The study of angels leads us to wonder. Philosopher Peter Kreeft suggests that the first reason we should study the angels is because it’s fun! Maybe “fun” isn’t the best word, but an awareness of the angelic realm can elicit in us a sense of wonder and intrigue at the power, wisdom, and goodness of God in making such magnificent creatures.
Christianity is a supernatural religion. That may sound obvious, but Christians in the modern world often seem overly skeptical about things that defy material explanation—things like miracles, the soul, the afterlife, and the topic of this post: angelic beings. Our world has become (as many philosophers and theologians have noted) disenchanted, demystified, and despiritualized.
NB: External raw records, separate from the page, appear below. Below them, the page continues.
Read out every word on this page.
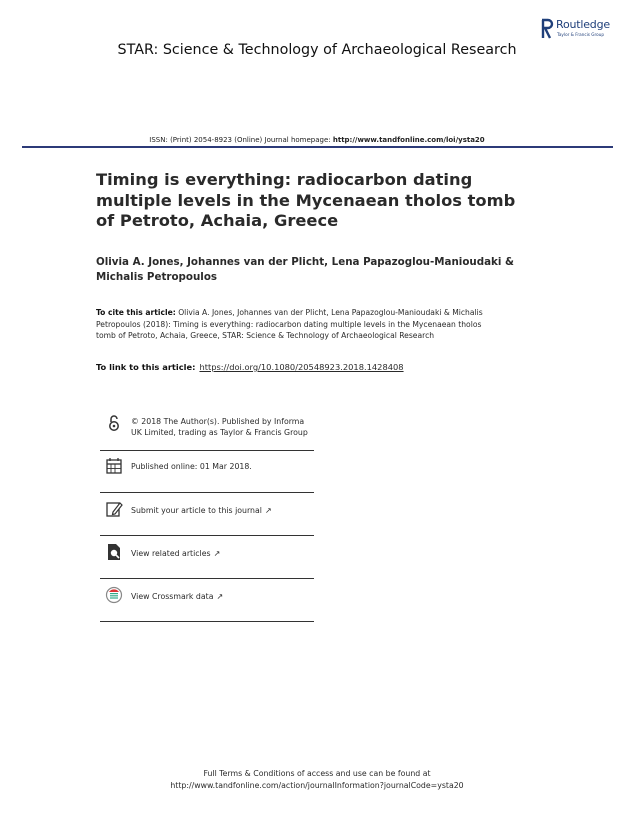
Routledge
Taylor & Francis Group
STAR: Science & Technology of Archaeological Research
ISSN: (Print) 2054-8923 (Online) Journal homepage: http://www.tandfonline.com/loi/ysta20
Timing is everything: radiocarbon dating multiple levels in the Mycenaean tholos tomb of Petroto, Achaia, Greece
Olivia A. Jones, Johannes van der Plicht, Lena Papazoglou-Manioudaki & Michalis Petropoulos
To cite this article: Olivia A. Jones, Johannes van der Plicht, Lena Papazoglou-Manioudaki & Michalis Petropoulos (2018): Timing is everything: radiocarbon dating multiple levels in the Mycenaean tholos tomb of Petroto, Achaia, Greece, STAR: Science & Technology of Archaeological Research
To link to this article: https://doi.org/10.1080/20548923.2018.1428408
© 2018 The Author(s). Published by Informa UK Limited, trading as Taylor & Francis Group
Published online: 01 Mar 2018.
Submit your article to this journal ↗
View related articles ↗
View Crossmark data ↗
Full Terms & Conditions of access and use can be found at
http://www.tandfonline.com/action/journalInformation?journalCode=ysta20
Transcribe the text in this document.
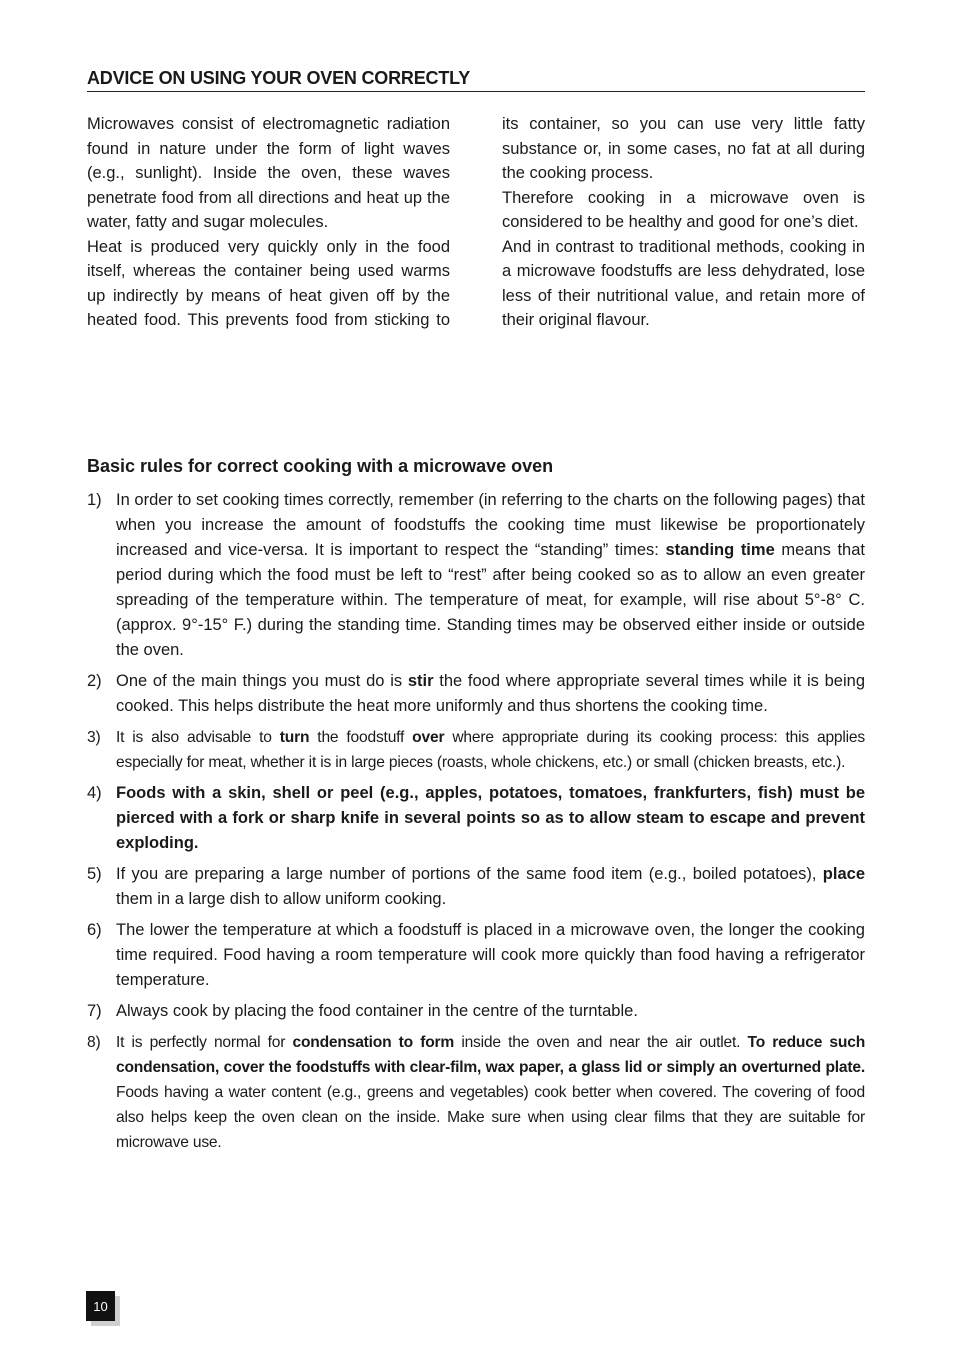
ADVICE ON USING YOUR OVEN CORRECTLY

Microwaves consist of electromagnetic radiation found in nature under the form of light waves (e.g., sunlight). Inside the oven, these waves penetrate food from all directions and heat up the water, fatty and sugar molecules.

Heat is produced very quickly only in the food itself, whereas the container being used warms up indirectly by means of heat given off by the heated food. This prevents food from sticking to its container, so you can use very little fatty substance or, in some cases, no fat at all during the cooking process.

Therefore cooking in a microwave oven is considered to be healthy and good for one’s diet.

And in contrast to traditional methods, cooking in a microwave foodstuffs are less dehydrated, lose less of their nutritional value, and retain more of their original flavour.

Basic rules for correct cooking with a microwave oven
1) In order to set cooking times correctly, remember (in referring to the charts on the following pages) that when you increase the amount of foodstuffs the cooking time must likewise be proportionately increased and vice-versa. It is important to respect the “standing” times: standing time means that period during which the food must be left to “rest” after being cooked so as to allow an even greater spreading of the temperature within. The temperature of meat, for example, will rise about 5°-8° C. (approx. 9°-15° F.) during the standing time. Standing times may be observed either inside or outside the oven.
2) One of the main things you must do is stir the food where appropriate several times while it is being cooked. This helps distribute the heat more uniformly and thus shortens the cooking time.
3) It is also advisable to turn the foodstuff over where appropriate during its cooking process: this applies especially for meat, whether it is in large pieces (roasts, whole chickens, etc.) or small (chicken breasts, etc.).
4) Foods with a skin, shell or peel (e.g., apples, potatoes, tomatoes, frankfurters, fish) must be pierced with a fork or sharp knife in several points so as to allow steam to escape and prevent exploding.
5) If you are preparing a large number of portions of the same food item (e.g., boiled potatoes), place them in a large dish to allow uniform cooking.
6) The lower the temperature at which a foodstuff is placed in a microwave oven, the longer the cooking time required. Food having a room temperature will cook more quickly than food having a refrigerator temperature.
7) Always cook by placing the food container in the centre of the turntable.
8) It is perfectly normal for condensation to form inside the oven and near the air outlet. To reduce such condensation, cover the foodstuffs with clear-film, wax paper, a glass lid or simply an overturned plate. Foods having a water content (e.g., greens and vegetables) cook better when covered. The covering of food also helps keep the oven clean on the inside. Make sure when using clear films that they are suitable for microwave use.
10
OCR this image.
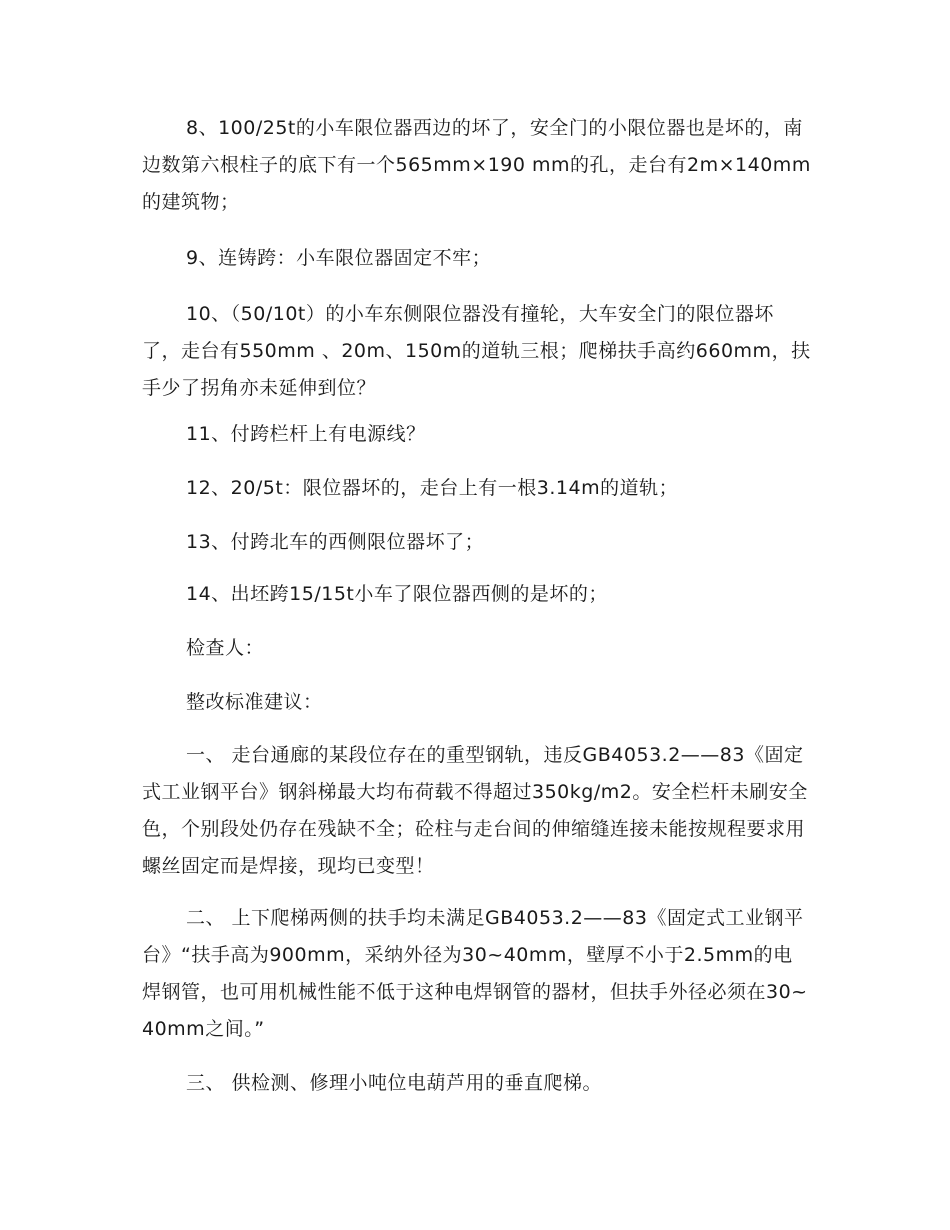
8、100/25t的小车限位器西边的坏了，安全门的小限位器也是坏的，南边数第六根柱子的底下有一个565mm×190 mm的孔，走台有2m×140mm的建筑物；

9、连铸跨：小车限位器固定不牢；

10、（50/10t）的小车东侧限位器没有撞轮，大车安全门的限位器坏了，走台有550mm 、20m、150m的道轨三根；爬梯扶手高约660mm，扶手少了拐角亦未延伸到位？

11、付跨栏杆上有电源线？

12、20/5t：限位器坏的，走台上有一根3.14m的道轨；

13、付跨北车的西侧限位器坏了；

14、出坯跨15/15t小车了限位器西侧的是坏的；

检查人：

整改标准建议：

一、 走台通廊的某段位存在的重型钢轨，违反GB4053.2——83《固定式工业钢平台》钢斜梯最大均布荷载不得超过350kg/m2。安全栏杆未刷安全色，个别段处仍存在残缺不全；砼柱与走台间的伸缩缝连接未能按规程要求用螺丝固定而是焊接，现均已变型！

二、 上下爬梯两侧的扶手均未满足GB4053.2——83《固定式工业钢平台》“扶手高为900mm，采纳外径为30~40mm，壁厚不小于2.5mm的电焊钢管，也可用机械性能不低于这种电焊钢管的器材，但扶手外径必须在30~40mm之间。”

三、 供检测、修理小吨位电葫芦用的垂直爬梯。
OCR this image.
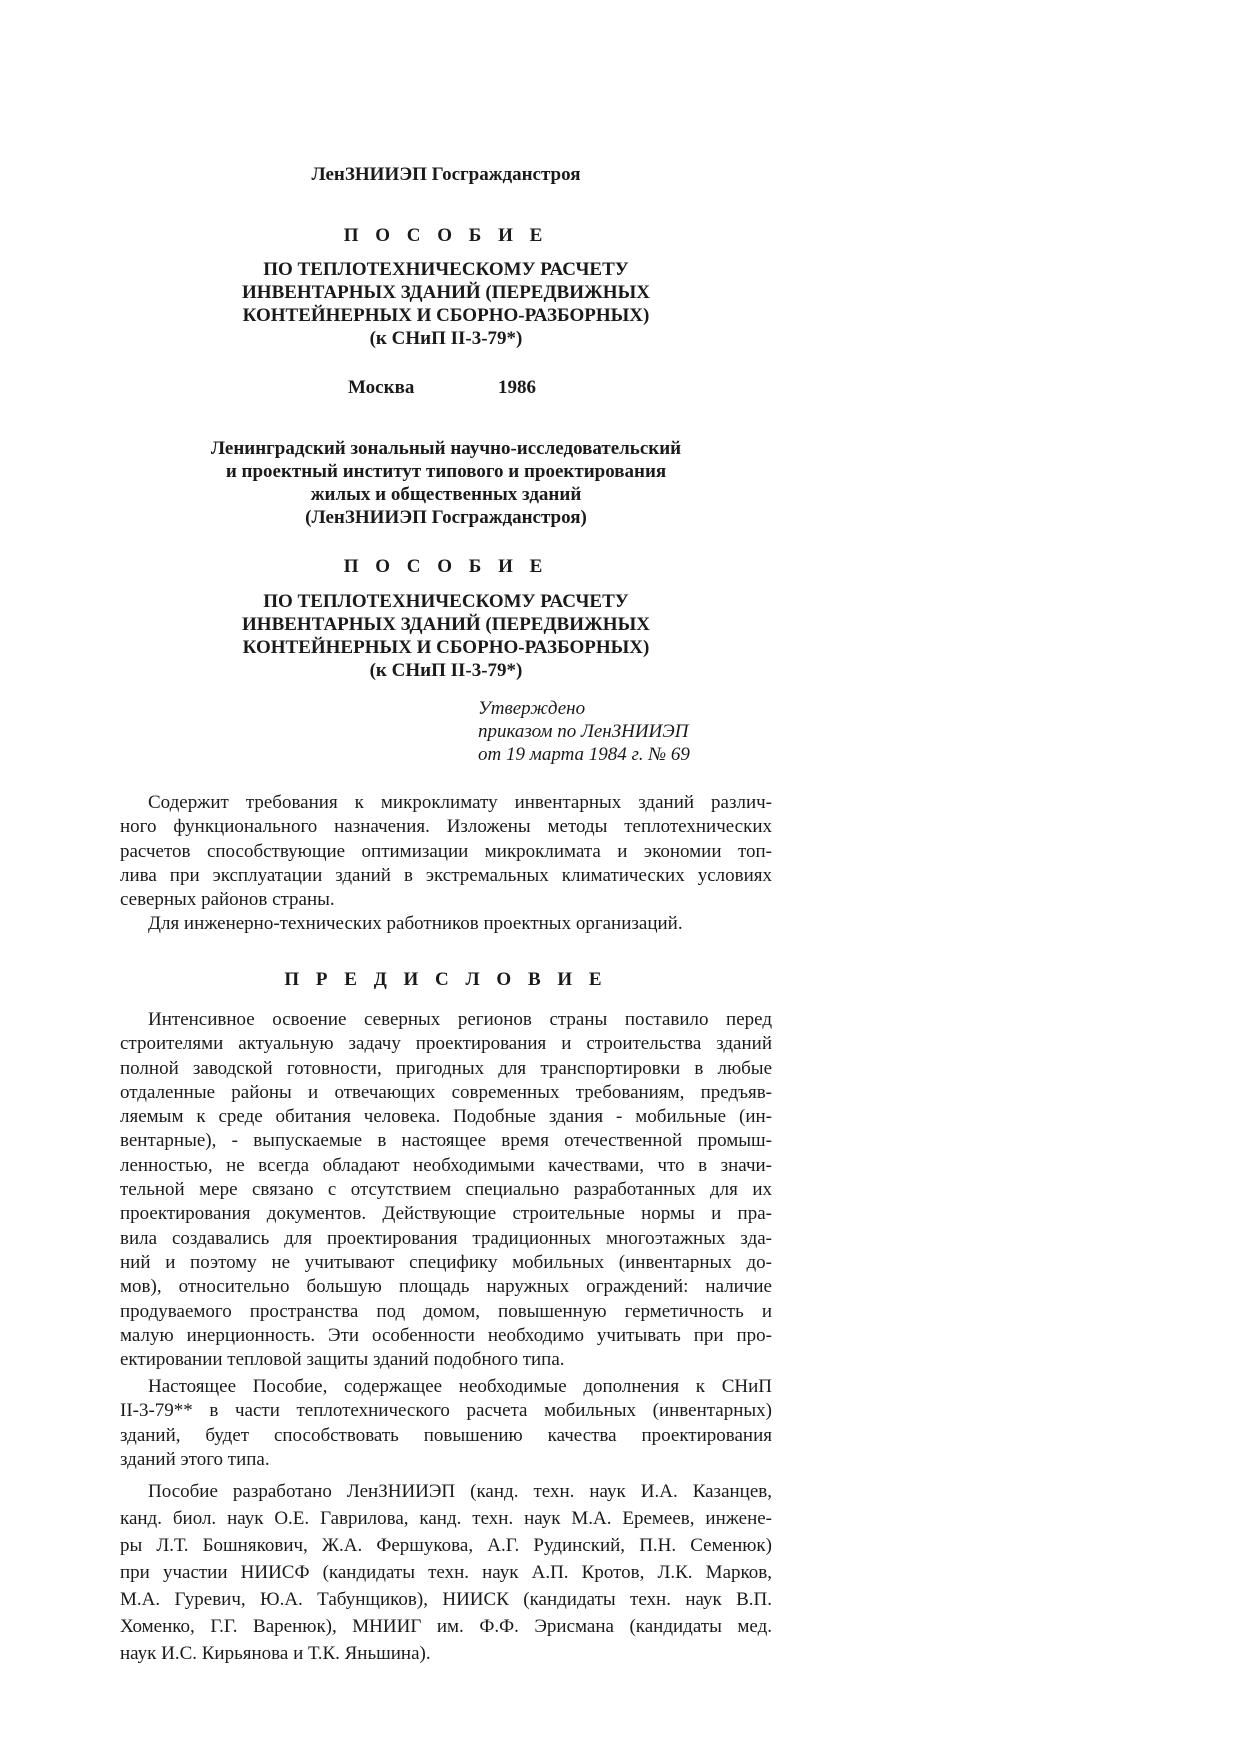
ЛенЗНИИЭП Госгражданстроя
П О С О Б И Е
ПО ТЕПЛОТЕХНИЧЕСКОМУ РАСЧЕТУ
ИНВЕНТАРНЫХ ЗДАНИЙ (ПЕРЕДВИЖНЫХ
КОНТЕЙНЕРНЫХ И СБОРНО-РАЗБОРНЫХ)
(к СНиП II-3-79*)
Москва	1986
Ленинградский зональный научно-исследовательский
и проектный институт типового и проектирования
жилых и общественных зданий
(ЛенЗНИИЭП Госгражданстроя)
П О С О Б И Е
ПО ТЕПЛОТЕХНИЧЕСКОМУ РАСЧЕТУ
ИНВЕНТАРНЫХ ЗДАНИЙ (ПЕРЕДВИЖНЫХ
КОНТЕЙНЕРНЫХ И СБОРНО-РАЗБОРНЫХ)
(к СНиП II-3-79*)
Утверждено
приказом по ЛенЗНИИЭП
от 19 марта 1984 г. № 69
Содержит требования к микроклимату инвентарных зданий различ-
ного функционального назначения. Изложены методы теплотехнических
расчетов способствующие оптимизации микроклимата и экономии топ-
лива при эксплуатации зданий в экстремальных климатических условиях
северных районов страны.
Для инженерно-технических работников проектных организаций.
П Р Е Д И С Л О В И Е
Интенсивное освоение северных регионов страны поставило перед
строителями актуальную задачу проектирования и строительства зданий
полной заводской готовности, пригодных для транспортировки в любые
отдаленные районы и отвечающих современных требованиям, предъяв-
ляемым к среде обитания человека. Подобные здания - мобильные (ин-
вентарные), - выпускаемые в настоящее время отечественной промыш-
ленностью, не всегда обладают необходимыми качествами, что в значи-
тельной мере связано с отсутствием специально разработанных для их
проектирования документов. Действующие строительные нормы и пра-
вила создавались для проектирования традиционных многоэтажных зда-
ний и поэтому не учитывают специфику мобильных (инвентарных до-
мов), относительно большую площадь наружных ограждений: наличие
продуваемого пространства под домом, повышенную герметичность и
малую инерционность. Эти особенности необходимо учитывать при про-
ектировании тепловой защиты зданий подобного типа.
Настоящее Пособие, содержащее необходимые дополнения к СНиП
II-3-79** в части теплотехнического расчета мобильных (инвентарных)
зданий, будет способствовать повышению качества проектирования
зданий этого типа.
Пособие разработано ЛенЗНИИЭП (канд. техн. наук И.А. Казанцев,
канд. биол. наук О.Е. Гаврилова, канд. техн. наук М.А. Еремеев, инжене-
ры Л.Т. Бошнякович, Ж.А. Фершукова, А.Г. Рудинский, П.Н. Семенюк)
при участии НИИСФ (кандидаты техн. наук А.П. Кротов, Л.К. Марков,
М.А. Гуревич, Ю.А. Табунщиков), НИИСК (кандидаты техн. наук В.П.
Хоменко, Г.Г. Варенюк), МНИИГ им. Ф.Ф. Эрисмана (кандидаты мед.
наук И.С. Кирьянова и Т.К. Яньшина).
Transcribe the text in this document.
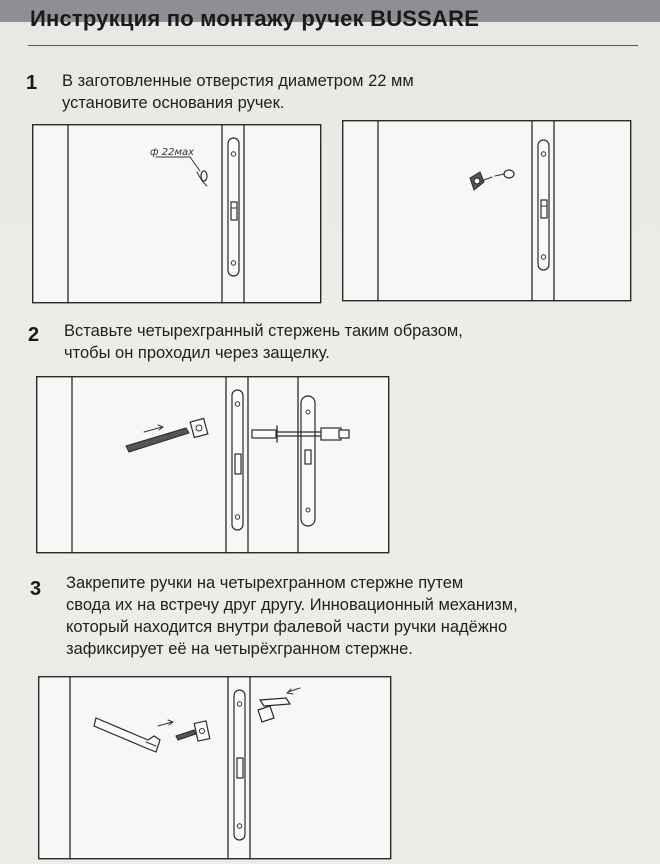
Инструкция по монтажу ручек BUSSARE
1 В заготовленные отверстия диаметром 22 мм
установите основания ручек.
ф 22мах
2 Вставьте четырехгранный стержень таким образом,
чтобы он проходил через защелку.
3 Закрепите ручки на четырехгранном стержне путем
свода их на встречу друг другу. Инновационный механизм,
который находится внутри фалевой части ручки надёжно
зафиксирует её на четырёхгранном стержне.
But against this materialist mindset, biblical Christianity is irreducibly and unavoidably and gloriously supernatural.
So just what are angels? Angels are immaterial beings created by God to worship him, to communicate his word, to protect his people, and to otherwise serve his purposes in the world. God, who is immaterial by nature, made some things unlike him (material creatures like birds, planets, and amoebae), some things both unlike him and like him (human beings, composed of body and soul), and some things that are more purely like him (immaterial angels). Angels can appear in physical form but are by nature immaterial and incorporeal (that is, they don’t have bodies). They are invisible creatures with power beyond our imagination. So, from one perspective, angels represent the highest order of creatures that God has made; they round out, so to speak, the manifold wisdom of God.
The Greek work for angel (angelos) simply means “messenger” and may mark out one particular type of spiritual being. But the English word “angel” also serves as a general description for all such beings. Other words used in the Bible for celestial beings include cherubim (e.g., Gen. 3:14; Ex. 25:18), seraphim (Isa. 6:2, 6), spirits (Heb. 1:7), archangels (1 Thess. 4:16; Jude 9), and (perhaps) Paul’s listing of thrones, dominions, rulers, and authorities (Col. 1:16).
The Bible doesn’t give a detailed account of the angels’ creation. Presumably they were made at some point before the creation of the earth in Genesis 1 (see Job 38:7). In any event, we know that they were in fact created by God (see Col. 1:16); they are not eternal beings. The fall of a certain number of the angels is also not explicitly recorded in Scripture but rather assumed (Gen. 3:1; 2 Pet. 2:4; Jude 6; Isa. 14 and Ezek. 28 may also have the fall of Satan in the background as an analogy for downfall of certain human kings). Fallen angels are referred to as demons or evil spirits. The powerful and personal being called Satan or Beelzebul serves as their prince (Matt. 9:34; Eph. 2:2). They are permitted a certain degree of power to tempt humanity, but they operate under the ultimate authority of God (Job 1) and their doom is certain (Matt. 25:41). The “elect” angels (1 Tim. 5:21) who did not rebel were confirmed in their original righteousness and always live to do God’s will.